- There’s certainly a strong argument the International Monetary Fund deserves that award. I’ve even referred to the IMF as the Dr. Kevorkian of the world economy.
- The United Nations also could claim the award since it wastes lots of money and routinely promotes bad policy across the globe.
- Let’s not forget the World Bank, which has a long track record of subsidizing bigger government and even produced a “report card” that promoted higher taxes.
- And if I lived on the other side of the Atlantic, I’d be sorely tempted to list the European Commission, which is a clown car of bureaucracy and statism.
But I think the Paris-based Organization for Economic Cooperation and Development has them all beat, particularly if we grade on a per-dollar-spent basis.
Just consider the OECD’s work on inequality. The bureaucrats recently published a study that claimed inequality somehow undermined growth.
In a column for the Wall Street Journal, Matthew Schoenfeld of Dreihaus Capital Management explains why the study is deeply flawed. He starts with a summary of what the OECD would like folks to believe.
The Organization for Economic Cooperation and Development recently published a report, “In It Together: Why Less Inequality Benefits All,” that claimed rising income inequality from 1990-2010 depressed cumulative growth across its member countries by 4.7%. The OECD’s suggested solution: government-led redistribution, funded via tax increases on “wealthier individuals” and “multinational corporations.”

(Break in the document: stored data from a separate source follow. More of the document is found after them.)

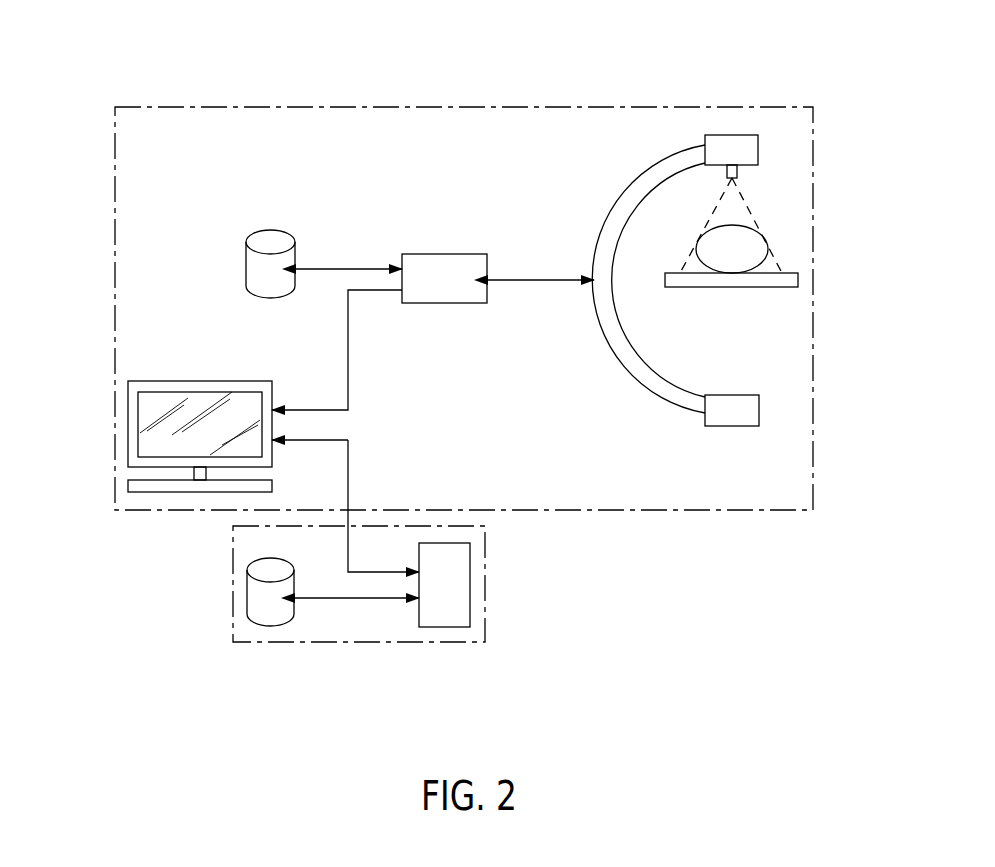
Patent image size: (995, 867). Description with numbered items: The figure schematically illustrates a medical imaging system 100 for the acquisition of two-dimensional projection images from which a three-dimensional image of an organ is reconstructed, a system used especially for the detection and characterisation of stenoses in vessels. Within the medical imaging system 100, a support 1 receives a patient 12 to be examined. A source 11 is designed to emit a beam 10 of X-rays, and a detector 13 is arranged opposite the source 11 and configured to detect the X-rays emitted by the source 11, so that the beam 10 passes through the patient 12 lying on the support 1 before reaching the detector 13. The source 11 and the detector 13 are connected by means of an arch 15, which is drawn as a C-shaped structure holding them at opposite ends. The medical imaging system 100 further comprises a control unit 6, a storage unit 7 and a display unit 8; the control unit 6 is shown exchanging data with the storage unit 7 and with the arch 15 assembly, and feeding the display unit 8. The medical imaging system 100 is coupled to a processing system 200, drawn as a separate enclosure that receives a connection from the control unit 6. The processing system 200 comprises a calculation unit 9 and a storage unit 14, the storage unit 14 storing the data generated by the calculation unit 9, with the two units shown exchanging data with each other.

The medical imaging system 100 is at (364, 107).
The processing system 200 is at (297, 642).
The support 1 is at (777, 288).
The control unit 6 is at (452, 290).
The storage unit 7 is at (278, 283).
The display unit 8 is at (131, 428).
The calculation unit 9 is at (452, 596).
The beam of X-rays 10 is at (750, 205).
The source 11 is at (735, 135).
The patient 12 is at (758, 253).
The detector 13 is at (759, 412).
The storage unit 14 is at (283, 611).
The arch 15 is at (652, 167).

But Schoenfeld explains the OECD’s research is riddled with misleading use of statistics.
From 2011-13, according to the World Bank, the five most unequal countries grew nearly five times faster (3.9% cumulative annual average) than the others (0.84%). By using a 2010 cutoff, the OECD has skewed its findings. Consider Greece. From 1999-2012, its Gini coefficient “improved” by 6% to .34 from .36—more than any other OECD country. …Greece’s redistributive social transfer spending also grew most quickly among OECD peers from 2000-12. But Greece’s economy has shrunk by more than 20% since 2010.
Here’s another example.
…the income-tax rate is a subpar proxy for redistribution policy. …A more representative proxy for redistribution is government expenditure as a percentage of GDP, which encompasses all government spending on the provision of goods, services, subsidies, and social benefits. From 1995-2012, OECD member countries that increased government expenditures as a percentage of GDP grew 30% slower than member countries that trimmed government expenditure as a percentage of the economy over that span—average annual growth of 1.9% compared with 2.5%.
Gee, who would have guessed that bigger government leads to less growth? I’m shocked, shocked.

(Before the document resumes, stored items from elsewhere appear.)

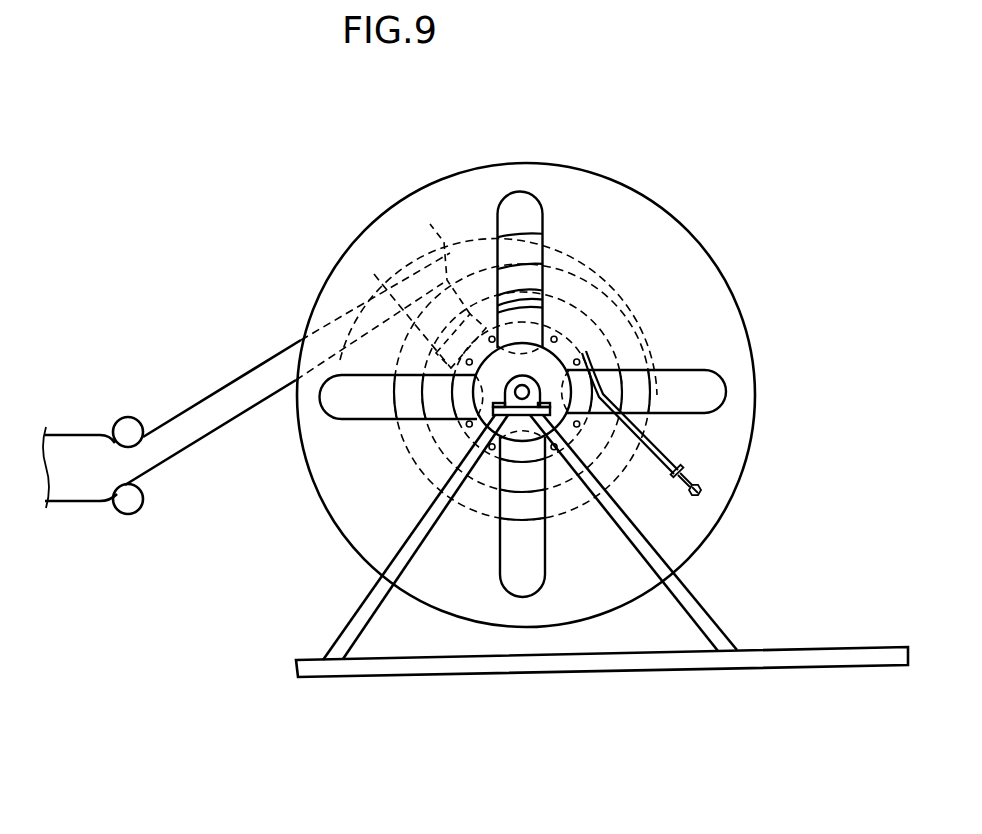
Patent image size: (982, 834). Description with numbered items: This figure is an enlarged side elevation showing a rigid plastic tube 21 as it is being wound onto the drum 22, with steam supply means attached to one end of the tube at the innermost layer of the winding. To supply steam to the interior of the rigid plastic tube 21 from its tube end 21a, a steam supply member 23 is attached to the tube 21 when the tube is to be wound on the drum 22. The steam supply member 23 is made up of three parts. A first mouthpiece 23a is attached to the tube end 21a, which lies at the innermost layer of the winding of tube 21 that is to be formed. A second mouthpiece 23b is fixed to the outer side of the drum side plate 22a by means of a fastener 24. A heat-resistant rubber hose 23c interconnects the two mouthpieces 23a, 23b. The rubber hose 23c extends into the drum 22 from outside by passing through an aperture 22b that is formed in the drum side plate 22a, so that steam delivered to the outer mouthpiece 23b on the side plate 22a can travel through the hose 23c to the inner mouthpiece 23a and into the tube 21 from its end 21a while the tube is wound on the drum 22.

The rigid plastic tube 21 is at (180, 414).
The tube end 21a is at (373, 312).
The drum 22 is at (612, 178).
The drum side plate 22a is at (694, 266).
The aperture 22b is at (670, 380).
The steam supply member 23 is at (633, 442).
The mouthpiece 23a is at (453, 280).
The mouthpiece 23b is at (706, 485).
The heat-resistant rubber hose 23c is at (670, 460).
The fastener 24 is at (683, 466).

And who would have guessed that the OECD produces research with dodgy numbers? Knock me over with a feather!
Though I must say that the sloppiness in this inequality study is trivial compared to the junk-riddled methodology of the OECD’s poverty study, which actually purported to show that there’s more deprivation in America than there is in poor nations such as Greece, Turkey, and Portugal.
Which gives me an opening to highlight what I wrote about this OECD study. I suggested that “the bureaucracy’s ‘research’ now is more akin to talking points from the Obama White House” and highlighted some utterly preposterous conclusions of the study.

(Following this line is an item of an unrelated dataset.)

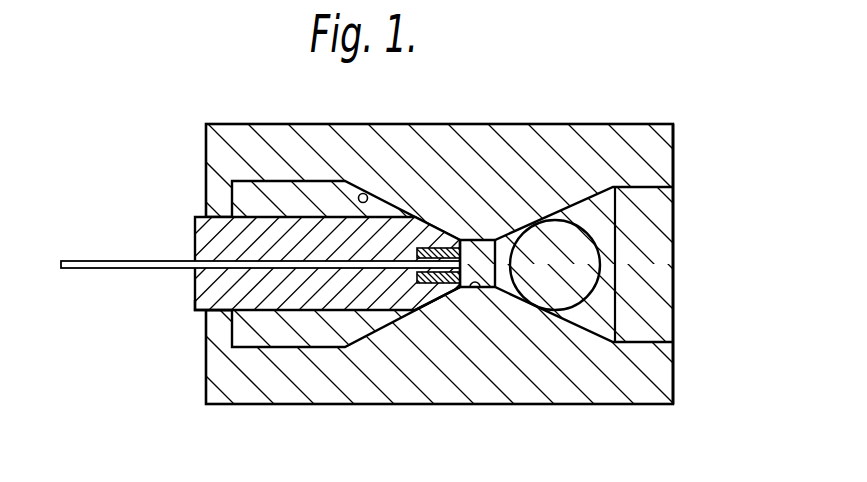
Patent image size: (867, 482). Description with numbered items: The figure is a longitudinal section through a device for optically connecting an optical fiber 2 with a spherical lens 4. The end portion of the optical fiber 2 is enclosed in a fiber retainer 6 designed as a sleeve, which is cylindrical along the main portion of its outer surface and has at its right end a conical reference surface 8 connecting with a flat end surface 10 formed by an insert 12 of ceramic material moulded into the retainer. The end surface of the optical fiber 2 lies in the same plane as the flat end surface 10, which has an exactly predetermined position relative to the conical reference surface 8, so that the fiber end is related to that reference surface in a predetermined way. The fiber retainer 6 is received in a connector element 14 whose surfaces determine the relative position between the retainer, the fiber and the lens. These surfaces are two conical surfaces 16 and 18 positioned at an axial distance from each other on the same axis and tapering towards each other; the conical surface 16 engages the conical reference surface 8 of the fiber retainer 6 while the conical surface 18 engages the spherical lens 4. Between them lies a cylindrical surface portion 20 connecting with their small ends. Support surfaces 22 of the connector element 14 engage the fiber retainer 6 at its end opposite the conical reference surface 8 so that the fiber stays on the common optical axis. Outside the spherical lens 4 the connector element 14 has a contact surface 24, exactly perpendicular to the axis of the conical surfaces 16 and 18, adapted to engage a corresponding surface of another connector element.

We’re supposed to believe that Spain, France, and Ireland have enjoyed better growth. I guess France’s stagnation is just a figment of our collective imaginations. And those bailouts for Spain and Ireland must have been a bad dream or something like that.
For what it’s worth, I do give the crowd in Paris some praise when good research is produced.
But imagine that the OECD is a student who gets a B on one test and fails every other exam. At some point, isn’t it safe to assume we have a remedial pupil?
And here’s some very strong proof. It turns out that the OECD is even further to the left than the Obama Administration.
I’m not joking. Check out these excerpts from an item in Politico’s Morning Tax.
…the U.S. is definitely not on the same page as its allies. The split was apparent at last week’s OECD conference in Washington to discuss the Base Erosion and Profit Shifting (BEPS) plan… Robert Stack, deputy assistant secretary for international affairs at Treasury, suggested that the OECD’s Base Erosion and Profit Shifting (BEPS) project was being driven less by a desire for sound policy than by foreign countries’ domestic politics and a desire for more revenue.
I wrote just last week that the BEPS plan is a naked revenue grab by high-tax nations and I find it remarkable that a senior official at the Obama Treasury Department agrees with me.
P.S. This isn’t the first time the Obama Administration has been to the right of the OECD.
P.P.S. Speaking of remedial students, I wrote back in 2011 that ending the flow of American tax dollars to the OECD (the biggest share of the bureaucracy’s budget comes from the United States) should be a test of whether Republicans are serious about cutting back on wasteful government spending.
At what point do I change the GOP grade from “incomplete” to “F”?